The reverse image features the Great Seal of the Province of Canada from 1841, redrawn for use on a Royal Canadian Mint 76.25-millimetre, 10 oz. fine silver coin. The image features all of the elements of the original seal, including the seals of the colonies of Upper and Lower Canada held side-by-side by two allegorical female figures representing the united colonies. The coat of arms of Queen Victoria sits at the top of the image, which also features engravings framing the images and decorative floral engravings. The outer rim includes the Latin text from the original seal: “VICTORIA D.G. BRITANNIARUM REGINA FID. DEF.” and “SIGILLUM PROVINCIAE CANADAE.” The obverse features the effigy of Her Majesty Queen Elizabeth II by Susanna Blunt.

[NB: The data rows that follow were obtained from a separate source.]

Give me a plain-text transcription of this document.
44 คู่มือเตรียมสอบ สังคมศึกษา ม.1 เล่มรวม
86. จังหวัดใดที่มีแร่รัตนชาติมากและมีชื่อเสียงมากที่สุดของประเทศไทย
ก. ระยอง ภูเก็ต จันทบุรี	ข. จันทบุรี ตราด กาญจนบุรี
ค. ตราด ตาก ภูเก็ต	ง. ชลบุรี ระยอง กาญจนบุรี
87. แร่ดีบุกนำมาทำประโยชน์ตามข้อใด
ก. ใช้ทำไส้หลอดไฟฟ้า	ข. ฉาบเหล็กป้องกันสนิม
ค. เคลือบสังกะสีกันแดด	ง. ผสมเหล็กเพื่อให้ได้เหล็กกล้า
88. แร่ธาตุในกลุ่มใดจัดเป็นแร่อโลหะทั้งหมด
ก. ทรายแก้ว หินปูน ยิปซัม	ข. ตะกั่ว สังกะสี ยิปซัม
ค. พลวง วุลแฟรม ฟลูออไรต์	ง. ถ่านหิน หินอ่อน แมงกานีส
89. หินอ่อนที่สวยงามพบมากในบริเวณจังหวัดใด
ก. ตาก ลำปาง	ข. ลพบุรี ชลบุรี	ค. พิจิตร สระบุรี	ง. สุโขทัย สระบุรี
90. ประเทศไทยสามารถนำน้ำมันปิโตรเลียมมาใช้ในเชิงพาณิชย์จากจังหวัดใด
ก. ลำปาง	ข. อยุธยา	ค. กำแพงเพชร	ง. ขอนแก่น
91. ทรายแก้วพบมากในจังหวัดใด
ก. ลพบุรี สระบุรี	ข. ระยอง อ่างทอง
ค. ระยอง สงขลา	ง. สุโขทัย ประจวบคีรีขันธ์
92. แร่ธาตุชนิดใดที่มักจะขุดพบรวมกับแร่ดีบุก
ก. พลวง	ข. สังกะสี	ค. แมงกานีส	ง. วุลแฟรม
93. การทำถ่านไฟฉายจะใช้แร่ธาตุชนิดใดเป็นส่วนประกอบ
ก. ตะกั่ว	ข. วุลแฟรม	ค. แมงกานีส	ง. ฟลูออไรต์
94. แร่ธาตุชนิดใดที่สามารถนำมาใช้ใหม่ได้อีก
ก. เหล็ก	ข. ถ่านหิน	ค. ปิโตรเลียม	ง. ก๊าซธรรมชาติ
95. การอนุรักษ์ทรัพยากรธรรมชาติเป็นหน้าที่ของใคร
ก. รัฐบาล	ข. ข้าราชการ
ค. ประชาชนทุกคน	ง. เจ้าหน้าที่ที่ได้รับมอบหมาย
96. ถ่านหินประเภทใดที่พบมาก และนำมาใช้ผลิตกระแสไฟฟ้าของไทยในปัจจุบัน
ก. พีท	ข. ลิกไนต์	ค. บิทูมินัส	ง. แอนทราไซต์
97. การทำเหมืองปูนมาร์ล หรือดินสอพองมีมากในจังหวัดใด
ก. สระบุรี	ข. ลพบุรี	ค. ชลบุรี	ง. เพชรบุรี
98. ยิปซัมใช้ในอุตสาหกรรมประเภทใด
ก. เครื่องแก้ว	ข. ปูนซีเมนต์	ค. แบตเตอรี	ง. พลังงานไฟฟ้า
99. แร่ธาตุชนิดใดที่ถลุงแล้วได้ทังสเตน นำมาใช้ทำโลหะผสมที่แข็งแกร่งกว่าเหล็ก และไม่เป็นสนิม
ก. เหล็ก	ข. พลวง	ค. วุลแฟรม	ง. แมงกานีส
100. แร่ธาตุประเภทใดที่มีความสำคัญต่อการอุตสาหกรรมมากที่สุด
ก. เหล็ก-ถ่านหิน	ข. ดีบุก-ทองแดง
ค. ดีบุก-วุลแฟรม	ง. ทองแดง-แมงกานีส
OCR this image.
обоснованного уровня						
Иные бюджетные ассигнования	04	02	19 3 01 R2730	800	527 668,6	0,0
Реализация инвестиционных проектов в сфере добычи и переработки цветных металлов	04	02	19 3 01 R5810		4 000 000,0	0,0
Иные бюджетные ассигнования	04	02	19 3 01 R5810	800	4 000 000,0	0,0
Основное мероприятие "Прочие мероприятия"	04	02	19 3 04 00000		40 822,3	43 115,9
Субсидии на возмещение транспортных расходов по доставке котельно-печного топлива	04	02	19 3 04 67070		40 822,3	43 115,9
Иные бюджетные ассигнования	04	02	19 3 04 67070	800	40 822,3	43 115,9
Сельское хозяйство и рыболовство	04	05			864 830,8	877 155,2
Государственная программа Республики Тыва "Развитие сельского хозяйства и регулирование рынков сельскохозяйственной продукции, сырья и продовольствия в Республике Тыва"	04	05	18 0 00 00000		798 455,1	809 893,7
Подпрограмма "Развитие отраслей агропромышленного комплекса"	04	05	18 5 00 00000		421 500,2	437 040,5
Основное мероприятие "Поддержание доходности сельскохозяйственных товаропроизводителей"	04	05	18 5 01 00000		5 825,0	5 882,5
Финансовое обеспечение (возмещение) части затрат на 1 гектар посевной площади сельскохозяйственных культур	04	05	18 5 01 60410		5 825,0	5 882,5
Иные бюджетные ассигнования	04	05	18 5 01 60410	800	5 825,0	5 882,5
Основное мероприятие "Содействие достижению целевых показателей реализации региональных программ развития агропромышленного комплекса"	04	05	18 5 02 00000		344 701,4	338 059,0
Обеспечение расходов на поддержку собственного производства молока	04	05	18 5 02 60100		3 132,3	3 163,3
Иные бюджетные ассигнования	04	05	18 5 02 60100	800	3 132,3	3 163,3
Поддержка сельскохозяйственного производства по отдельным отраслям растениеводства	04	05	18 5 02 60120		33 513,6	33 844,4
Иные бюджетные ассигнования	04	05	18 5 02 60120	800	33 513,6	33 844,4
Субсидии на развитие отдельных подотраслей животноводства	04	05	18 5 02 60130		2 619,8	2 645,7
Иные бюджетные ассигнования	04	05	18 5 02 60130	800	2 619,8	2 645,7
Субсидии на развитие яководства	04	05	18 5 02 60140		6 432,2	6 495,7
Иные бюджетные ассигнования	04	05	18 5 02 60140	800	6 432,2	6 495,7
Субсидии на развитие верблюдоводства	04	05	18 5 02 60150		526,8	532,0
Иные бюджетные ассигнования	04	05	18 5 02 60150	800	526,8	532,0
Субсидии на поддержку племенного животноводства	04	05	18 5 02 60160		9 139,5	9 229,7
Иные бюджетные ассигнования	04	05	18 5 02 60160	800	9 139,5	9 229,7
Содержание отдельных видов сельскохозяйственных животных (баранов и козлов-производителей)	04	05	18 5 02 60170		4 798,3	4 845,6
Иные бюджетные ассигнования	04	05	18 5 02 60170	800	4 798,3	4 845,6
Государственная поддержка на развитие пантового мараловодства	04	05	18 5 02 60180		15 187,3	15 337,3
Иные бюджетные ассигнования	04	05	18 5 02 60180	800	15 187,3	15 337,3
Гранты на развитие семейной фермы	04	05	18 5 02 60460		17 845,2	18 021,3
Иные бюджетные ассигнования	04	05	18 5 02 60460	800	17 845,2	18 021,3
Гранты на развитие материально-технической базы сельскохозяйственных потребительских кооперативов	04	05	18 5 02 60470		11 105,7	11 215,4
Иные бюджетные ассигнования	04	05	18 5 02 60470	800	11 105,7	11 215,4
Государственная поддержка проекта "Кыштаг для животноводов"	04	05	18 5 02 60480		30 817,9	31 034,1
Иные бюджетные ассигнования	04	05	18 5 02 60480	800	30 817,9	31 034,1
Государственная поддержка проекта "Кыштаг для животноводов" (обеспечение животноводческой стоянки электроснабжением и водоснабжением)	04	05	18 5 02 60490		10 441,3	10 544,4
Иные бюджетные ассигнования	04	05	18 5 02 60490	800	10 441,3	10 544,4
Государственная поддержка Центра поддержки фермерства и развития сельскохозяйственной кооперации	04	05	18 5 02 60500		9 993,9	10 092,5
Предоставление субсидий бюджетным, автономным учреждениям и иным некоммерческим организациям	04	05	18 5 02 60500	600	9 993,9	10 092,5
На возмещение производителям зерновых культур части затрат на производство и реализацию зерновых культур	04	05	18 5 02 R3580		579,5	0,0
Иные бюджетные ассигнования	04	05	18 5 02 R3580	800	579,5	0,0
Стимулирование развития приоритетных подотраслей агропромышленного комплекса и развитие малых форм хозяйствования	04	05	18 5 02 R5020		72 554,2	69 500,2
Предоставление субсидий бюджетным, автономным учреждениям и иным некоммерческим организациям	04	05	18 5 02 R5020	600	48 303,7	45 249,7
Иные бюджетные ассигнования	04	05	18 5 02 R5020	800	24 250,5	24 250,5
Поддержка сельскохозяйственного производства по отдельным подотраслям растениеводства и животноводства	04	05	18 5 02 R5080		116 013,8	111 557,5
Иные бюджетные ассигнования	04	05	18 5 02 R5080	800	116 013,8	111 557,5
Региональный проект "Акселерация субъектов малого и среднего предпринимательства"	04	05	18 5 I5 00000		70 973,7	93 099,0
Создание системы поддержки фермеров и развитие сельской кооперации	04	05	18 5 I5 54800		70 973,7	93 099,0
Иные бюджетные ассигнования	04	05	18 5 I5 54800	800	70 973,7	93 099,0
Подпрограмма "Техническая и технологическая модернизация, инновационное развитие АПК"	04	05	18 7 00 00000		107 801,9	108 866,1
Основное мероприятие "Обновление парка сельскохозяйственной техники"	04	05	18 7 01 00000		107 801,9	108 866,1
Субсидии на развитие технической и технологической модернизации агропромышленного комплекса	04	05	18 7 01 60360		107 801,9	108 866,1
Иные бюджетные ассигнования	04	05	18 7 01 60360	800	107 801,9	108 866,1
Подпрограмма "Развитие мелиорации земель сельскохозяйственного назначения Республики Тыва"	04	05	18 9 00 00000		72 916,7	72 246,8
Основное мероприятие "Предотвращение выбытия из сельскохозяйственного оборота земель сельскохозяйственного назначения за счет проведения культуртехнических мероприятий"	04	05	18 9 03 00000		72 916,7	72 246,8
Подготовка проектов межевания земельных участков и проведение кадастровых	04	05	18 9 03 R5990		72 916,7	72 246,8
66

The design for this coin comes from an important moment in Canada’s past. The official seal it is based on was created when Britain’s two major Canadian colonies were brought together under a single government for the first time. The images in the design build on the separate seals of Upper Canada (now Ontario) and Lower Canada (now Quebec) and use popular Victorian imagery—all showcased in stunning detail on a large-format fine silver coin.
Before 1841, Upper and Lower Canada each had their own seals. The Great Seal of the Province of Canada placed these seals side-by-side, held up by two allegorical figures with their arms around each other’s shoulders. Over top of the entire scene is the Royal Arms of Queen Victoria, held by the lion representing England and the unicorn representing Scotland. Every element in this detailed design is symbolic. Here are some of the important symbols:
Lower Canada seal (engraved by Thomas Major in 1793): A graceful oak tree on the bank of a river overlooking several ships at anchor, with a typical Quebecois town featuring a church steeple in the background.
Upper Canada seal (from when the province was established in 1792): A peace-pipe or calumet crossed with a sword and an anchor and bound by an olive crown. The Union Jack is visible in the upper right-hand corner and two cornucopia decorate the bottom. Topping the design, to the left of the Union Jack, is the Royal Crown.
The royal arms of Queen Victoria (1837): Victoria’s shield, held up by the lion (England) and the unicorn (Scotland).